According to the new report, Samsung held this rare meeting of CEOs from all its business divisions and affiliates this Monday. The high-level meeting took place at the Samsung Electronics Leadership Center in Yongin, Gyeonggi Province of South Korea. The executives shared the business performances of their respective divisions and discussed strategies for the coming years to tackle the macroeconomic challenges. The company’s Executive Chairman Lee Jae-yong was curiously missing from the meeting, though. Among the topics discussed in this meeting of Samsung CEOs were declining chip prices, dipping currency rates, and rate hikes, unnamed industry sources told the publication. The company has been struggling to move smartphones off store shelves, leading to an inventory pile-up. It has already adjusted its 2022 smartphone sales target twice this year. But it may still fall short of the target. Even its foldables are losing traction in the market. The story isn’t any better in the semiconductor unit either. While it continues to lead the memory chips market, TSMC is giving the Korean behemoth a tough time in the foundry sector. The Taiwanese firm has stolen many of Samsung’s big chip clients in recent months, including Qualcomm and Tesla. Even Samsung’s mobile unit is walking away from its sister firm’s flagship Exynos processors due to poor performance. The Galaxy S23 series will use Qualcomm’s TSMC-made Snapdragon 8 Gen 2 globally.

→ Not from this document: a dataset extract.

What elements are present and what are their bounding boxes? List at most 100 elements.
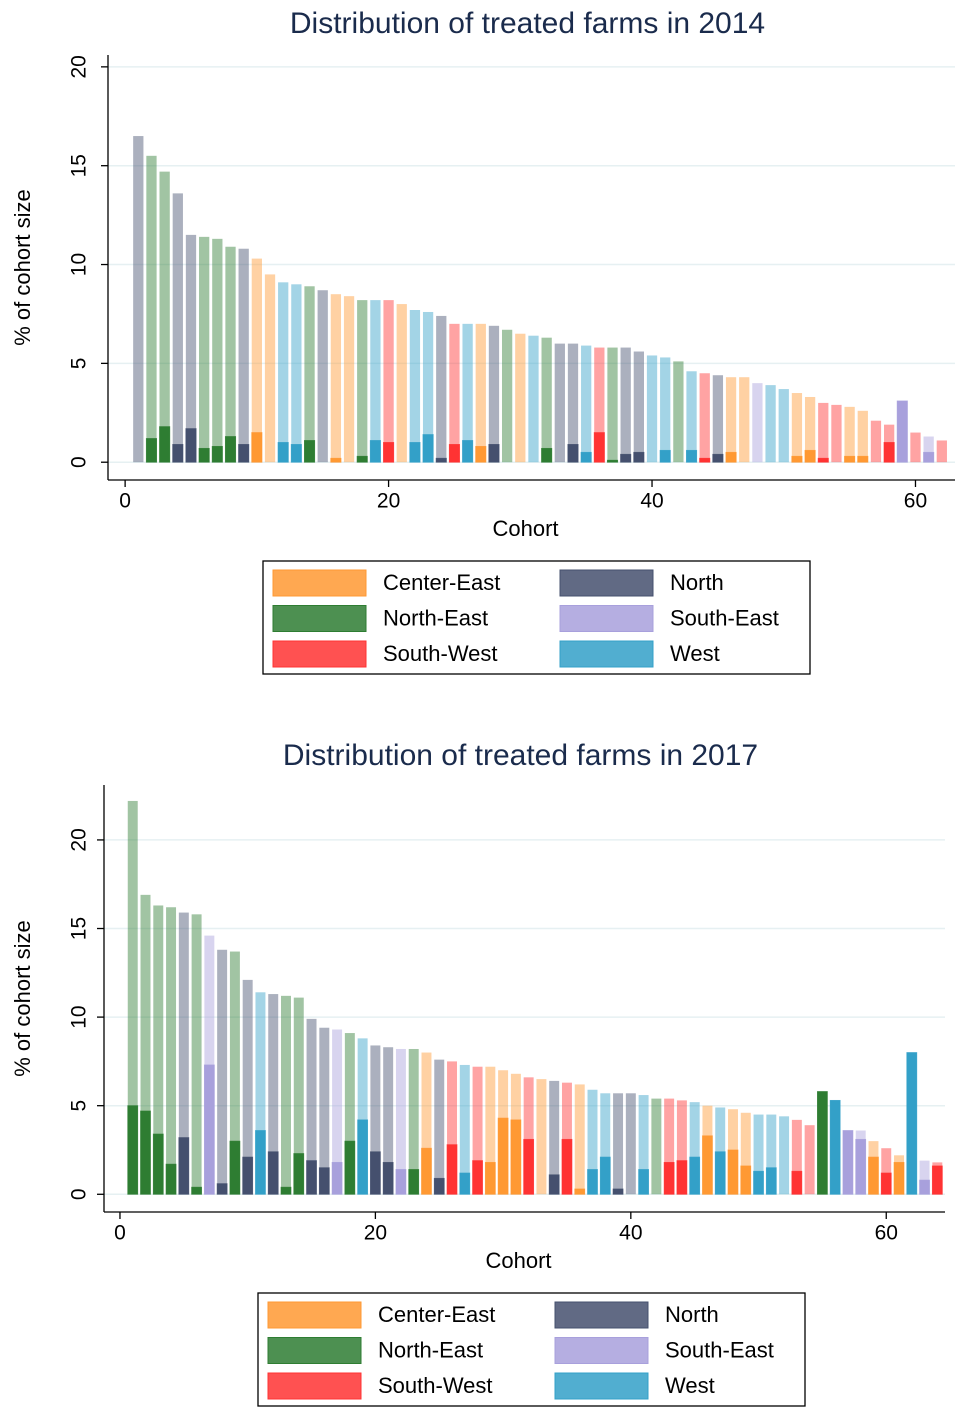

Samsung gathers all its CEOs in a rare meeting

As said earlier, this kind of meeting between Samsung’s CEOs across the group is quite rare. It hadn’t held any such meeting since dissolving the group’s control tower, the Future Strategy Office, in 2017. But the company seems to have entered panic mode as the global inflation crisis affect its businesses. In June, Samsung held a meeting of 25 CEOs from its tech businesses, including Samsung Electronics, Samsung Display, and Samsung SDI. This week’s gathering appears to be an even bigger one. Industry sources suggest Samsung is staring at a worse 2023 after a poor 2022, in terms of financial outlook. Its Electronics division, which is regarded as the company’s “crown jewel,” may end up losing money this quarter rather than raking in profits. Market research firms are already estimating a sharp decline in the company’s revenue and profit in the coming quarters. Time will tell whether Samsung can build a strategy to turn things around following this rare meeting of its CEOs.